A political casualty
Republicans in Colorado, unlike the conservative examples on both coasts, have not been as open to gay rights.
This spring, State Sen. Pat Steadman, D-Denver, an openly gay Colorado legislator, co-sponsored SB 172, the Colorado Civil Unions Act. After being passed by the Democratically controlled Senate, the bill was killed on March 31 in a 6-5 party-line vote in the Judiciary Committee of the House. (The Republican Party, thanks to its one-person majority in the House, also holds the majority in House committees.)
Steadman told Boulder Weekly that he plans to revive the bill next spring, without many changes. Asked what might make the Republican-dominated House approve it the next time around, he says, “Hopefully they’ll be a year older and a year wiser.”
Still, Colorado has made a few pro-gay strides in the nearly five years since voters approved a state version of DOMA called Amendment 43 — and turned down a measure allowing domestic partnerships. The state now has “designated beneficiary agreements” that can help same-sex couples with estate planning, such as leaving an inheritance to a partner.
“I think a lot has changed in Colorado since 2006,” Barton says.
Steadman says an intellectually sound — but practically questionable — approach would be to get rid of state-sponsored marriage in its entirety and just have marriages declared by churches.
“How did the government get into the marriage business in the first place?” he asks. “It’s bullshit. The government should not be policing marriages. That’s somebody else’s job.”

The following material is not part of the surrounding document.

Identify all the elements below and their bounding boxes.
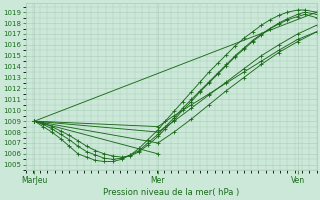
X-axis label: Pression niveau de la mer( hPa ): Pression niveau de la mer( hPa ): [103, 188, 239, 197]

By some accounts, it is just a matter of time before homosexuals enjoy the same rights — marital or otherwise — as other Americans. Remaining questions include how long it will take, and on which front the national reform will succeed. Will it be Congress or the Supreme Court overturning DOMA in the near future? Or will the tide be turned state by state, until there is overwhelming popular support that sways the federal powers that be?
“The only way Congress or the Supreme Court is going to act is when we get critical mass in the states,” Steadman says. “The tide is really turning. It’s not a matter of if, it’s a matter of when.”
Steadman says it won’t take a majority of states to tip the balance, and he acknowledges that not all states are going to be on board.
“Mississippi and Alabama are not going to be at the forefront of this,” he says.
But Steadman also says there are “some interesting coalitions coming together on this,” citing the Tea Party, which opposes government intrusion into private lives.
Some say the concept of equal rights for homosexuals is as American as motherhood and apple pie.
“We’re talking about equality,” Barton says, noting that even South Africa has honored same-sex marriages for several years. “We’re talking about treating everyone the same.”
“Why did people come to this country in the first place?” Steadman asks. “Because of religious persecution in Europe, right? And people came here to be free and live their lives the way they wanted to live them and pursue their version of happiness.
“So yeah, this is apple pie. This is what we’re all about.”